- Phishers are targeting Apple users with new scams to steal Apple accounts
- Scammers use genuine Apple support emails to trick victims
- Always check by calling Apple and never give out passwords
Would you trust a cold caller claiming to be from Apple if his or her calls contained real messages from Apple’s website? This creates a sense of trust, and it is this sense of authenticity that fraudsters take advantage of by launching an active campaign against Apple users and attempting to steal their account information.
For Apple user Eric Moret, this risk was all too real. As described in Mediocre blog postMoret suddenly received a text message with a two-factor authentication (2FA) password even though he wasn’t trying to log into any of his accounts. A minute later, he received an automated phone call from Apple that read him a 2FA code. Apparently someone tried to get in.
Shortly thereafter, Moret received a call from a number in Atlanta. The caller said he was from Apple Support and explained that Moret’s account was under attack and that another representative would call him shortly. This happened within ten minutes, leading to a “25-minute scam” where the caller guided Moret through the process of resetting her iCloud password.
The cleverest part: the scammer created a real Apple support ticket for Moret and asked him to verify that it was a real Apple email address during the call. The interlocutor seemed calm and professional and everything assured Moret that the process was going well.
Moret was asked to reset his iCloud password, but the caller never asked him to share it. But the next step was crucial: she was told she would soon receive a text “with a link to complete your application.”
This text message came with a link to a fraudulent website: apple-apple.com. This website indicated that the process of securing Moret’s account was underway and all he had to do was enter a code to complete the transaction. He then received a six-digit verification code via SMS, which he entered on the site.
It was the bait and the trigger. Instead of closing the case, the number Moret received was actually a 2FA code that allowed him to access his account. Within seconds of writing, he received an email saying “my blood ran cold.” The email in question informed him that his account was being used to log into a Mac mini, but that he did not have such a device. It was clear that the fraudsters had gained access to your account and therefore to “your entire digital life”, including your files, photos, emails and much more.
To reassure him, the fraudulent caller told Moret that this was all “planned as part of the security process,” but Moret wasn’t convinced. He thought quickly and reset his iCloud password a second time, after which the Mac mini disappeared from his account and the fake website started redirecting to Google. He had escaped the disaster, but just barely.

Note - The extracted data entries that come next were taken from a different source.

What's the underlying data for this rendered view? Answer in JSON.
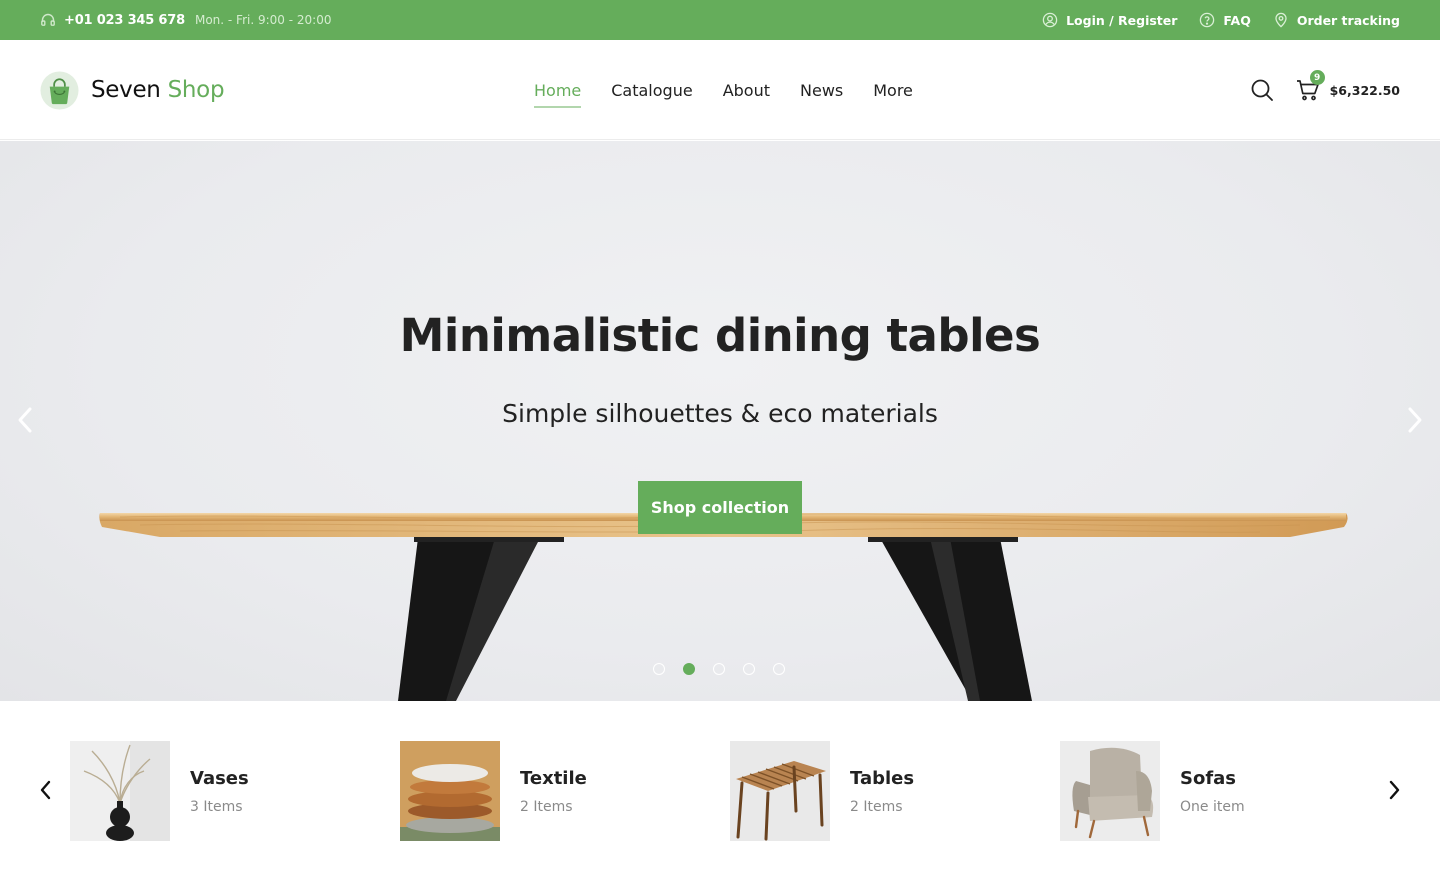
{
  "topbar": {
    "phone": "+01 023 345 678",
    "hours": "Mon. - Fri. 9:00 - 20:00",
    "links": [
      {
        "label": "Login / Register",
        "icon": "user-icon"
      },
      {
        "label": "FAQ",
        "icon": "question-icon"
      },
      {
        "label": "Order tracking",
        "icon": "location-pin-icon"
      }
    ]
  },
  "brand": {
    "name_part1": "Seven",
    "name_part2": "Shop",
    "accent_color": "#65ad5b"
  },
  "nav": {
    "items": [
      "Home",
      "Catalogue",
      "About",
      "News",
      "More"
    ],
    "active": "Home"
  },
  "cart": {
    "count": "9",
    "total": "$6,322.50"
  },
  "hero": {
    "title": "Minimalistic dining tables",
    "subtitle": "Simple silhouettes & eco materials",
    "cta_label": "Shop collection",
    "slides_total": 5,
    "active_slide": 2
  },
  "categories": [
    {
      "name": "Vases",
      "count": "3 Items"
    },
    {
      "name": "Textile",
      "count": "2 Items"
    },
    {
      "name": "Tables",
      "count": "2 Items"
    },
    {
      "name": "Sofas",
      "count": "One item"
    }
  ]
}
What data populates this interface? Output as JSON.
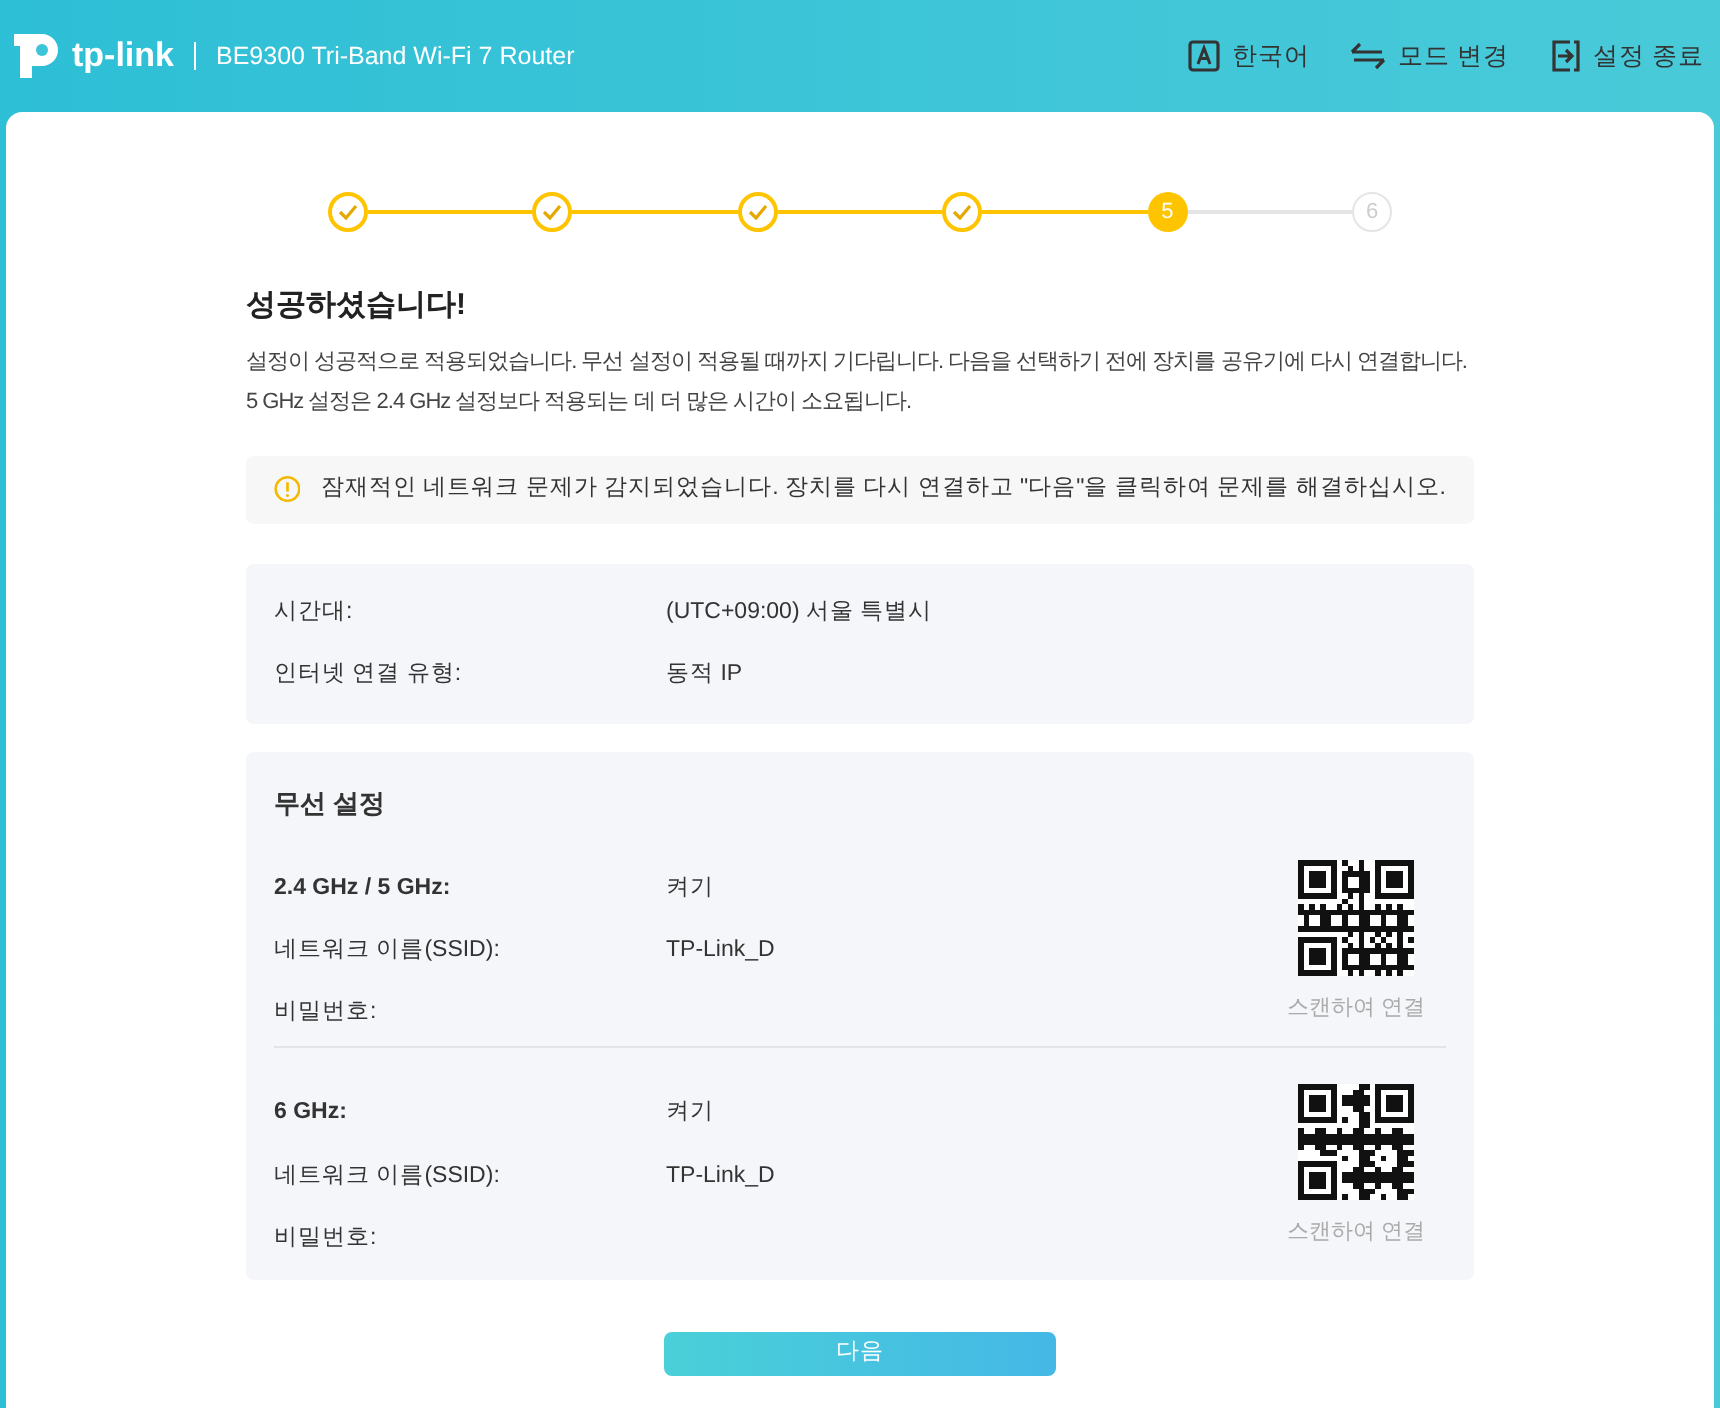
{
  "header": {
    "logo": "tp-link",
    "model": "BE9300 Tri-Band Wi-Fi 7 Router",
    "actions": [
      {
        "kind": "language",
        "label": "한국어"
      },
      {
        "kind": "mode",
        "label": "모드 변경"
      },
      {
        "kind": "exit",
        "label": "설정 종료"
      }
    ]
  },
  "steps": [
    {
      "kind": "done"
    },
    {
      "kind": "done"
    },
    {
      "kind": "done"
    },
    {
      "kind": "done"
    },
    {
      "kind": "current",
      "label": "5"
    },
    {
      "kind": "pending",
      "label": "6"
    }
  ],
  "title": "성공하셨습니다!",
  "description": [
    "설정이 성공적으로 적용되었습니다. 무선 설정이 적용될 때까지 기다립니다. 다음을 선택하기 전에 장치를 공유기에 다시 연결합니다.",
    "5 GHz 설정은 2.4 GHz 설정보다 적용되는 데 더 많은 시간이 소요됩니다."
  ],
  "warning": "잠재적인 네트워크 문제가 감지되었습니다. 장치를 다시 연결하고 \"다음\"을 클릭하여 문제를 해결하십시오.",
  "summary": [
    {
      "label": "시간대:",
      "value": "(UTC+09:00) 서울 특별시"
    },
    {
      "label": "인터넷 연결 유형:",
      "value": "동적 IP"
    }
  ],
  "wireless": {
    "title": "무선 설정",
    "bands": [
      {
        "band": "2.4 GHz / 5 GHz:",
        "status": "켜기",
        "ssid_label": "네트워크 이름(SSID):",
        "ssid": "TP-Link_D",
        "password_label": "비밀번호:",
        "qr_caption": "스캔하여 연결"
      },
      {
        "band": "6 GHz:",
        "status": "켜기",
        "ssid_label": "네트워크 이름(SSID):",
        "ssid": "TP-Link_D",
        "password_label": "비밀번호:",
        "qr_caption": "스캔하여 연결"
      }
    ]
  },
  "next_button": "다음"
}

How to protect yourself against these types of attacks
The attack worked because the fraudsters remained calm throughout and did not rush or pressure Moret, which could have raised his suspicions.
But the real news was Apple’s authentic support email, which exploited a flaw in Apple’s system: anyone can create an Apple support ticket for someone else without authentication. This means that attackers can initiate a procedure using Moret’s email address and send Apple’s support mail there, reinforcing their action.
However, there are ways to protect yourself against these types of attacks. The easiest way is to hang up if you get an unexpected call from someone claiming to work for Apple, then call Apple directly to see if you’re really at risk.
Also, be careful with 2FA codes and never give them to anyone else, even if they claim to be from Apple. Never give these codes over the phone and never give “verification codes” to anyone else. And always make sure a site is a real Apple domain and not one that just uses the company name with other URL elements, as the phishers did in this case.
And if you really want to be safe, use a hardware security key. This requires you to physically connect the device to your computer to verify your identity, something a phisher will never be able to do.